Readers’ Forum: Becoming like Batman

Ari Davis
There is a shortage of good examples in Hollywood and the media today. According to Dryden Robinson, Batman is not one of them. (Ari Davis)

Since the beginning of existence, mankind has taken extraordinary qualities and assigned them to diverse groups of men and women in writing and imagination. They serve as saviors, inspirational figures and relatable life lessons.

Today, we live in a world saturated by such figures. Many wonder why they should care anymore when comic book characters dominate the big screen in addition to their graphic novels. However, cinema has evolved to this point for a reason — society craves these stories. Who knows, maybe they even need them.

There is one narrative that we’ve returned to more than any other, that thrills us to our core and excites our imaginations with countless retellings: The Batman.

Batman is the most popular superhero in cinema history. He has made an appearance in over 50 televised iterations, 13 of which were feature-length films, and countless comic book strips. But what makes him such a beloved icon? Why do we identify with Batman’s journey as much as we do, and what are we meant to learn from it? It is my claim and answers to these questions that despite his dark origins and appearance, Batman is the modern hero that we should seek to emulate in our moral and ethical behavior.

Batman’s humanity has been a hallmark of his comic book career. Unlike Superman, Wonder Woman or the Flash, Batman possesses no superhuman characteristics. This sets him apart from his fellow champions and grounds him in a harsh reality: He can be hurt, broken, age and die. Batman’s origin story and mortal condition make him relatable to audiences of all ages, while other heroes merely represent ideas or virtues. We have all lost loved ones, experienced the never-ending grasp of aging and been subject to the pains that come with a body of flesh and bone.

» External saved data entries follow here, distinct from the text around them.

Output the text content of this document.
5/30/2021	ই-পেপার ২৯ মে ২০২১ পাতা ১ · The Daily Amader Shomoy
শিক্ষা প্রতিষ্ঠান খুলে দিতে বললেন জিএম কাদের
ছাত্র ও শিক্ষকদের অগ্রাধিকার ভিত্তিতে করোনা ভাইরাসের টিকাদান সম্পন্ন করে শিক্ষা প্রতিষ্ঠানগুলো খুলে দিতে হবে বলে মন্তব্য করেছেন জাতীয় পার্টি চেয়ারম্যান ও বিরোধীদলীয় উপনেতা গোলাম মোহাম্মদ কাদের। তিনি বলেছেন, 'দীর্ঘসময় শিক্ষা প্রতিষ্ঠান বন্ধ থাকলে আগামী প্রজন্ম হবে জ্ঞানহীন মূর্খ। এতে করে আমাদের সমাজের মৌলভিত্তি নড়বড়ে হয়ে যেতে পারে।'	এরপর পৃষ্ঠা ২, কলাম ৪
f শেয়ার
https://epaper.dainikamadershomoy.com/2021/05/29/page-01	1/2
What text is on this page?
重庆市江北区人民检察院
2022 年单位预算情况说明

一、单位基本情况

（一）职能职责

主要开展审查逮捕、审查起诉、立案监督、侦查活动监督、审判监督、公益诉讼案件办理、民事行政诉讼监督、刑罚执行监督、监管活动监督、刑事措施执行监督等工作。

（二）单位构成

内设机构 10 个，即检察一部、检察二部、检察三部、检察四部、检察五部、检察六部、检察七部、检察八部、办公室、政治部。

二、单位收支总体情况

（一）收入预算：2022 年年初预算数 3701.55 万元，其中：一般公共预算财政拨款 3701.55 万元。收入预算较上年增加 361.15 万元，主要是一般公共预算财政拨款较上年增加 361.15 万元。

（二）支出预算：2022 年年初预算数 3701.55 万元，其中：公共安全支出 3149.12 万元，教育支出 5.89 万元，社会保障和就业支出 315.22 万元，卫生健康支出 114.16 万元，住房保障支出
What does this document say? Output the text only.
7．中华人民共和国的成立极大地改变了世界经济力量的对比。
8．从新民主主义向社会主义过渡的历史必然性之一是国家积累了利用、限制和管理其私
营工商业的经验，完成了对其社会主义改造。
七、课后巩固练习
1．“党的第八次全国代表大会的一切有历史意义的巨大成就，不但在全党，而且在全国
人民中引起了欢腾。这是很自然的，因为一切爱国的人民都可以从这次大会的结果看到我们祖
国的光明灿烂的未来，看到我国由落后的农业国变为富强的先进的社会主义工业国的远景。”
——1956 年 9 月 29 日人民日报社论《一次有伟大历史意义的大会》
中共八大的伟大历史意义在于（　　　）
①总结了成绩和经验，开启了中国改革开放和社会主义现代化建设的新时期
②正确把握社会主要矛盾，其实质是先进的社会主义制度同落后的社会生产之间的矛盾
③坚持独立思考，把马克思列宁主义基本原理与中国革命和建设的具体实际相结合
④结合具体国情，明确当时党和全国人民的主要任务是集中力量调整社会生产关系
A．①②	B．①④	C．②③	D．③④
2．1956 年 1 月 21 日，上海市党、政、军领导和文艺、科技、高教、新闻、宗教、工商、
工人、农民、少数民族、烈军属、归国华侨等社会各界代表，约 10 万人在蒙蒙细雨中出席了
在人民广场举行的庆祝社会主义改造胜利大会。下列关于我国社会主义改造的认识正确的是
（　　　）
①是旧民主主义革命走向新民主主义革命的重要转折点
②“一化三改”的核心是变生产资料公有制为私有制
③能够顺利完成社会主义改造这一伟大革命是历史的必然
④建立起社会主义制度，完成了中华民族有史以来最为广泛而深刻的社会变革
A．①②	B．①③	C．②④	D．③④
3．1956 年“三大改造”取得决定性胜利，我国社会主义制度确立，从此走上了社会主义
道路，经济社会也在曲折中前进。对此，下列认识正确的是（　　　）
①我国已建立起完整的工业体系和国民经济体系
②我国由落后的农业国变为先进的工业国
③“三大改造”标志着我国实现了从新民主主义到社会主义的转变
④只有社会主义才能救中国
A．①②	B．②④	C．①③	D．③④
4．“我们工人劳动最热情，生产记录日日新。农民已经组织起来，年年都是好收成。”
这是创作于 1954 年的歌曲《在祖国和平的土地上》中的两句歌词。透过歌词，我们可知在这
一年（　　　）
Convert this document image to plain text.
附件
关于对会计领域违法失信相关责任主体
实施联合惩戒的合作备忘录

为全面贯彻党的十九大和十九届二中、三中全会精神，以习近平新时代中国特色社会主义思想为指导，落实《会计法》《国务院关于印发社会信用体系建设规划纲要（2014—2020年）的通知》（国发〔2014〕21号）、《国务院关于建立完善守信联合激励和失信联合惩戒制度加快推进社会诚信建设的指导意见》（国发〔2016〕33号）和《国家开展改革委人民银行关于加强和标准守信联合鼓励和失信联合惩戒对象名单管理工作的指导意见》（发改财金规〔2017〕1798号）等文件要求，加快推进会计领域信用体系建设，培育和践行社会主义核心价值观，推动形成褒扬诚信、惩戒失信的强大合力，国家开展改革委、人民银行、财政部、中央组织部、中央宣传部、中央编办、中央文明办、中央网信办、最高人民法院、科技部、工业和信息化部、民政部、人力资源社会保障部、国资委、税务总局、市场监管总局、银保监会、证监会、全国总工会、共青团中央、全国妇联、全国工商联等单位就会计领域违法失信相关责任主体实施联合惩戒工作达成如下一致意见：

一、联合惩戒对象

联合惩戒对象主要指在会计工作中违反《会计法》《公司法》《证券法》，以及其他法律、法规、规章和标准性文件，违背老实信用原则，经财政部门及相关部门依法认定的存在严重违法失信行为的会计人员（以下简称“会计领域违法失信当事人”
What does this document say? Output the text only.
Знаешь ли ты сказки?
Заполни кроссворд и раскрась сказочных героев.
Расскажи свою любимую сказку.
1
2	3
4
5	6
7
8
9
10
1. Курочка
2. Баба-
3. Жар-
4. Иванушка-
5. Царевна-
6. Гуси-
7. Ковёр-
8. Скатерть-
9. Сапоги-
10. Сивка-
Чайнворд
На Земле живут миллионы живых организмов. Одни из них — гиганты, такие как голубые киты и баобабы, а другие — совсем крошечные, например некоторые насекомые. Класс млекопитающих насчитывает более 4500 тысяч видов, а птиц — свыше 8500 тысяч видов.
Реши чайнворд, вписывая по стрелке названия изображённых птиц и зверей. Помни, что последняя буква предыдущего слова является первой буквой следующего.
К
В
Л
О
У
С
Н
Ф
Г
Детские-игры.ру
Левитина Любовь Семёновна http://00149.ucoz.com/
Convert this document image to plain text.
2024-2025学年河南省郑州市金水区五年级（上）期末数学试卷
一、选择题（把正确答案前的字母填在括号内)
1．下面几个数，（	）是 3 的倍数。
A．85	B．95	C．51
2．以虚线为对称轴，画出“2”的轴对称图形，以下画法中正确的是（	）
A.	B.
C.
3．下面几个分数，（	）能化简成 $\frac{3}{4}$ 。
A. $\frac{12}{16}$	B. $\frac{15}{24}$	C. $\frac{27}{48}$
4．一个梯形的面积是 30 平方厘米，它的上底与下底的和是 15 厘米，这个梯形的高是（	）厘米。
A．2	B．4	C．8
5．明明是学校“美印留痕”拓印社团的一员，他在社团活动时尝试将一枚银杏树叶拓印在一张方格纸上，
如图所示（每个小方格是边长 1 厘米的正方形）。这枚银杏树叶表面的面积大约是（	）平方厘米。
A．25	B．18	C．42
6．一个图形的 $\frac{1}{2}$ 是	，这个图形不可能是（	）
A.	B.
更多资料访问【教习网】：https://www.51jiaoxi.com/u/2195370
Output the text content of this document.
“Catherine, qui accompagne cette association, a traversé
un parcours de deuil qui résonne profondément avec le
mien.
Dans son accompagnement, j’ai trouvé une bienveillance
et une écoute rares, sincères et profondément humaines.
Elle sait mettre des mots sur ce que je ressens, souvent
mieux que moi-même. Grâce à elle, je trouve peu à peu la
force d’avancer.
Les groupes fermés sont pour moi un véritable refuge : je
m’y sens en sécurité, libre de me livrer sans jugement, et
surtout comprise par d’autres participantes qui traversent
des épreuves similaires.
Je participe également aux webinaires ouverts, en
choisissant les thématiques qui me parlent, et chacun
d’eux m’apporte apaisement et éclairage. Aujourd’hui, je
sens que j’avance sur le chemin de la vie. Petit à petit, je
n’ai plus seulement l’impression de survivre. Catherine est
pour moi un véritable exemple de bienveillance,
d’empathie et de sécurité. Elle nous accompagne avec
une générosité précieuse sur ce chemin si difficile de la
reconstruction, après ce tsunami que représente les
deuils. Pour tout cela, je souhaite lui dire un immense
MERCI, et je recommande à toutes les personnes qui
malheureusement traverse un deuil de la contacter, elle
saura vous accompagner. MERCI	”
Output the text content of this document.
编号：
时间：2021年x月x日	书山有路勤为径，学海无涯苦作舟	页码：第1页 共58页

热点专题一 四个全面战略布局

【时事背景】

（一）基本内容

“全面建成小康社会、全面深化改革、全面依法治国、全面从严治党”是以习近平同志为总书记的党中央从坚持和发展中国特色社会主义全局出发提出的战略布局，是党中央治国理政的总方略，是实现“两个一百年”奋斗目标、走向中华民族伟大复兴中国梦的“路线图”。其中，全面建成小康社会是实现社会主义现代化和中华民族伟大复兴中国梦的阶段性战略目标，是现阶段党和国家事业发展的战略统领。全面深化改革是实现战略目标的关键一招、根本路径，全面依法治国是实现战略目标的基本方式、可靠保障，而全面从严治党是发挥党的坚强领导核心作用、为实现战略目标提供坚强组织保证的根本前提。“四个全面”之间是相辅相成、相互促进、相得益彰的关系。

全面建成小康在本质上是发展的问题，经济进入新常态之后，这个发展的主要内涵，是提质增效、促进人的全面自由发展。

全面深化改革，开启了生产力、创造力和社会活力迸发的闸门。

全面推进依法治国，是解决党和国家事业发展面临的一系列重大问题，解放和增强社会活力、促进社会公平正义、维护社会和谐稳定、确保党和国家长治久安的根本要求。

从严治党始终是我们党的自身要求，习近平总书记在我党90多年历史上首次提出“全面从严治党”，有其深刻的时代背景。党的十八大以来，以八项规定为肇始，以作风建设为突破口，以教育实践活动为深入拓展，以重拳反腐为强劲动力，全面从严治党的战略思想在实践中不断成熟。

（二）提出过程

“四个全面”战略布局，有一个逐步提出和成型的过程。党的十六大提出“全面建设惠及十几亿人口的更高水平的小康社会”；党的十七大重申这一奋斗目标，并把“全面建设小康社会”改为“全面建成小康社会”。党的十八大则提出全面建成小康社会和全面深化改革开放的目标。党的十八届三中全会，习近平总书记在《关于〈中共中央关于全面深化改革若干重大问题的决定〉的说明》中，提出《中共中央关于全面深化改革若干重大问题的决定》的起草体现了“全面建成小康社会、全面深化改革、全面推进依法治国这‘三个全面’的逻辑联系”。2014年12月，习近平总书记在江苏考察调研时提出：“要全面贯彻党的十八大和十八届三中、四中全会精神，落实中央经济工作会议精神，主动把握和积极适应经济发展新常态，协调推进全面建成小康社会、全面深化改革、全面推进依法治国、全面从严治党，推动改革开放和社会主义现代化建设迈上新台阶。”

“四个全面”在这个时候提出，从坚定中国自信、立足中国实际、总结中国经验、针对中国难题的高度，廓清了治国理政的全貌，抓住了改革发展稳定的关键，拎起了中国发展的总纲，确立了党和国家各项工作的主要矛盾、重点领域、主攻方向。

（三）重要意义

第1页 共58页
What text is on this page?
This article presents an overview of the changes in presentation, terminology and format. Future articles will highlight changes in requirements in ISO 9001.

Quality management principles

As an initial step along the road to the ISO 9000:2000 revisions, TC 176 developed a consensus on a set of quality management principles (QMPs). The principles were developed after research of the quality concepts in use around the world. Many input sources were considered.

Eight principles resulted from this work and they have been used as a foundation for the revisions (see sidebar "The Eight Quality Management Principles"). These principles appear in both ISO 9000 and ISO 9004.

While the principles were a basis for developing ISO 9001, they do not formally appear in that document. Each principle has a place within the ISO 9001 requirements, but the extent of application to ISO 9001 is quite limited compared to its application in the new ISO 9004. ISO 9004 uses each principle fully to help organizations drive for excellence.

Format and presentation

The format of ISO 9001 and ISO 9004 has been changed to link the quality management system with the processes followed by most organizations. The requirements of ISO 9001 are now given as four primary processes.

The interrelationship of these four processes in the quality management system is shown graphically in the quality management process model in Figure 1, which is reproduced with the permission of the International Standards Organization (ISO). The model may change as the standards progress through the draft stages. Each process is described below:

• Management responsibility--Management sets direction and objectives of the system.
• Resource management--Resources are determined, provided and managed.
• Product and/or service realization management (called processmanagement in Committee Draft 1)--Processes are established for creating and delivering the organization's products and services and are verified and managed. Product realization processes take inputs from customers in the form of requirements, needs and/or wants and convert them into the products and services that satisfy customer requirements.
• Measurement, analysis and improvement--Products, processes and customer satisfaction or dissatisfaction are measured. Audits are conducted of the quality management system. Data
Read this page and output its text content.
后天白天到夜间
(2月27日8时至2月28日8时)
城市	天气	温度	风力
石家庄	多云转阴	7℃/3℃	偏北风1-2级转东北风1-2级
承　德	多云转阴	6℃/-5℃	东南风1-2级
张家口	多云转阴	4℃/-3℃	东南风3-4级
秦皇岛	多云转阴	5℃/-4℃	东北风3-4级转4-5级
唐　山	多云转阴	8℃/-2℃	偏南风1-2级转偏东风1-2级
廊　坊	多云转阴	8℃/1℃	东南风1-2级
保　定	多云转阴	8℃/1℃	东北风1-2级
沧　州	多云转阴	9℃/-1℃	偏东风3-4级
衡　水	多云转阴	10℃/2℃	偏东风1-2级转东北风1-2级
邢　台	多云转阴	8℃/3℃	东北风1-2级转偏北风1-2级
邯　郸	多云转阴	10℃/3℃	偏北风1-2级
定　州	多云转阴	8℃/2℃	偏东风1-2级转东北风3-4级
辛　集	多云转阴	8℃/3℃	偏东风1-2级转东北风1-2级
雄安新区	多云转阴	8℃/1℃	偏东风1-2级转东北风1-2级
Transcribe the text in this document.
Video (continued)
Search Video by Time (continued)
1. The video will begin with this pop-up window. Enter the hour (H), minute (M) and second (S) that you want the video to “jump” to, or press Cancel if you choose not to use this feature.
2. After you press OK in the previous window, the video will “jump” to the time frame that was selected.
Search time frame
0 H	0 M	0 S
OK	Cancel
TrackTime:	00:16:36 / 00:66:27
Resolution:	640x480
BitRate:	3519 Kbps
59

Better than anyone else, Batman embodies the Lord’s instruction found in Doctrine and Covenants 88:124 when it says, “Cease to be idle; cease to be unclean; cease to find fault one with another; cease to sleep longer than is needful; retire to thy bed early, that ye may not be weary; arise early, that your bodies and your minds may be invigorated.” Due to his limitations, he also understands the importance of careful planning, perseverance and setting limits for himself. By taking careful care of his mind and body, Batman has lengthened his ability to complete his tasks well beyond the average human being.

There are many who’d say that Batman’s moral code restricts him from doing what is necessary to fight injustice, but the opposite is true. Batman stands against killing his enemies because he knows it is what separates him from them. From an agency perspective, he attempts to rehabilitate his enemies in an asylum rather than kill them. He knows that they are not completely sane, and therefore not completely in control of their actions. As the Lord has commanded in Matthew 5:39, “… whosoever shall smite thee on thy right cheek, turn to him the other also.” Batman turns the other cheek, and so should we.

So why should you care? Because Batman represents all of us — a man who is broken, surrounded by gods but who never stops working to become better. Batman’s mission is to help those who cannot help themselves, including himself. The Lord has said in Matthew 5:44, “… love your enemies, bless them that curse you, do good to them that hate you, and pray for them which despitefully use you, and persecute you.” There is a shortage of good examples in Hollywood and the media today. Batman is not one of them. Be like Batman.